DBT comes with a number of model materializations, but our common pipeline run pattern is unfortunately not represented in them. Most of Data Platform foundational datasets are produced on well-defined time boundaries. Daily datasets contain only data relevant to the actual date they represent. Weekly datasets contain the 7 days worth of data ending with the dataset date they represent. Ditto for monthly and yearly datasets.
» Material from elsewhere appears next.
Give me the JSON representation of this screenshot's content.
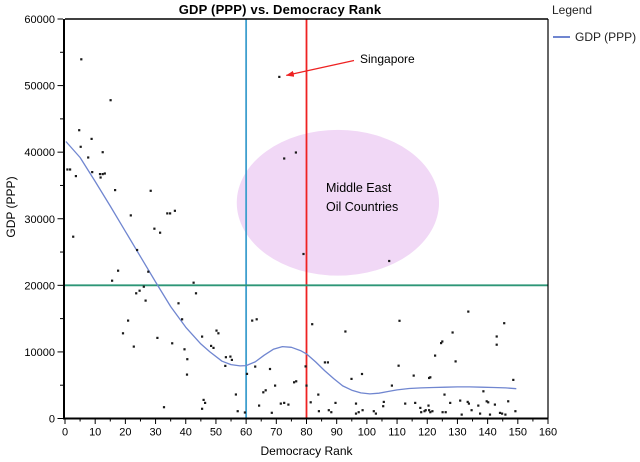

The DBT materialization type closest to our usage pattern is the incremental materialization, but it selects time chunks of data starting at the last successful run (whenever that might have been) and ending at the current time, causing dataset results that are up to date but are not bounded by uniform time intervals.
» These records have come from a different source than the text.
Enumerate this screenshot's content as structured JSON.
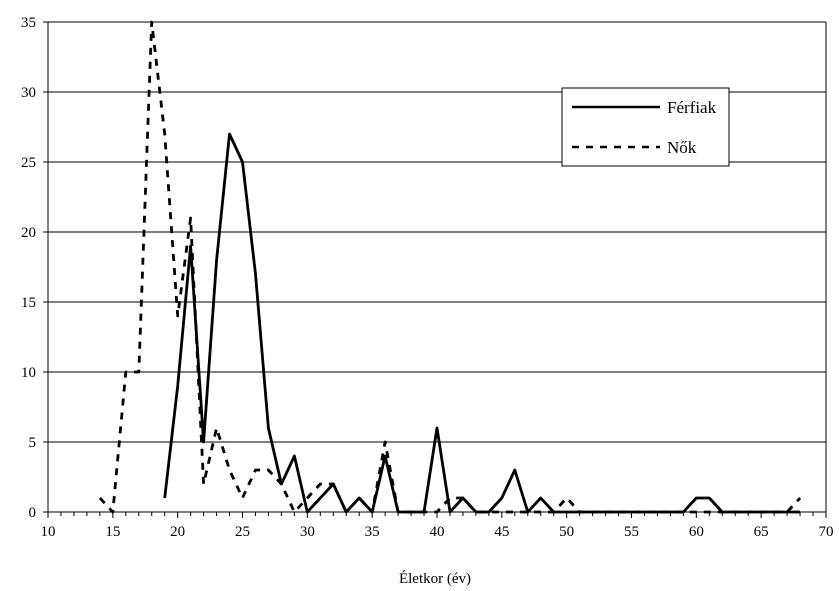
{
  "chart_data": {
    "type": "line",
    "title": "",
    "xlabel": "Életkor (év)",
    "ylabel": "",
    "xlim": [
      10,
      70
    ],
    "ylim": [
      0,
      35
    ],
    "x_ticks": [
      "10",
      "15",
      "20",
      "25",
      "30",
      "35",
      "40",
      "45",
      "50",
      "55",
      "60",
      "65",
      "70"
    ],
    "y_ticks": [
      "0",
      "5",
      "10",
      "15",
      "20",
      "25",
      "30",
      "35"
    ],
    "grid": "horizontal",
    "legend_position": "top-right",
    "series": [
      {
        "name": "Férfiak",
        "style": "solid",
        "color": "#000000",
        "x": [
          19,
          20,
          21,
          22,
          23,
          24,
          25,
          26,
          27,
          28,
          29,
          30,
          31,
          32,
          33,
          34,
          35,
          36,
          37,
          38,
          39,
          40,
          41,
          42,
          43,
          44,
          45,
          46,
          47,
          48,
          49,
          50,
          51,
          52,
          53,
          54,
          55,
          56,
          57,
          58,
          59,
          60,
          61,
          62,
          63,
          64,
          65,
          66,
          67,
          68
        ],
        "y": [
          1,
          9,
          19,
          5,
          18,
          27,
          25,
          17,
          6,
          2,
          4,
          0,
          1,
          2,
          0,
          1,
          0,
          4,
          0,
          0,
          0,
          6,
          0,
          1,
          0,
          0,
          1,
          3,
          0,
          1,
          0,
          0,
          0,
          0,
          0,
          0,
          0,
          0,
          0,
          0,
          0,
          1,
          1,
          0,
          0,
          0,
          0,
          0,
          0,
          0
        ]
      },
      {
        "name": "Nők",
        "style": "dashed",
        "color": "#000000",
        "x": [
          14,
          15,
          16,
          17,
          18,
          19,
          20,
          21,
          22,
          23,
          24,
          25,
          26,
          27,
          28,
          29,
          30,
          31,
          32,
          33,
          34,
          35,
          36,
          37,
          38,
          39,
          40,
          41,
          42,
          43,
          44,
          45,
          46,
          47,
          48,
          49,
          50,
          51,
          52,
          53,
          54,
          55,
          56,
          57,
          58,
          59,
          60,
          61,
          62,
          63,
          64,
          65,
          66,
          67,
          68
        ],
        "y": [
          1,
          0,
          10,
          10,
          35,
          27,
          14,
          21,
          2,
          6,
          3,
          1,
          3,
          3,
          2,
          0,
          1,
          2,
          2,
          0,
          1,
          0,
          5,
          0,
          0,
          0,
          0,
          1,
          1,
          0,
          0,
          0,
          0,
          0,
          0,
          0,
          1,
          0,
          0,
          0,
          0,
          0,
          0,
          0,
          0,
          0,
          0,
          0,
          0,
          0,
          0,
          0,
          0,
          0,
          1
        ]
      }
    ]
  }
}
Fortunately, DBT supports user-created custom materializations.
Create a custom DBT materialization that supports our hourly, daily, weekly, monthly and yearly usage patterns through user-provided start and end date/time stamps.
Done is these items provided in dbt-jobs macro library:
- A custom DBT materialization named wmf_timebound (NOTE: Any better naming suggestions would be very much appreciated)
- A required materialization configuration key named frequency that accepts values of [hourly, daily, weekly, monthly, yearly]
- Required execution_date type of variable that functions like end_date in our current pipelines.
- A way of configuring the handling of the date/time column(s) in the query source. This part will probably be tricky since our datasets vary a lot in how they represent dates - various naming conventions, column types, and dates could sometimes even be broken into multiple columns.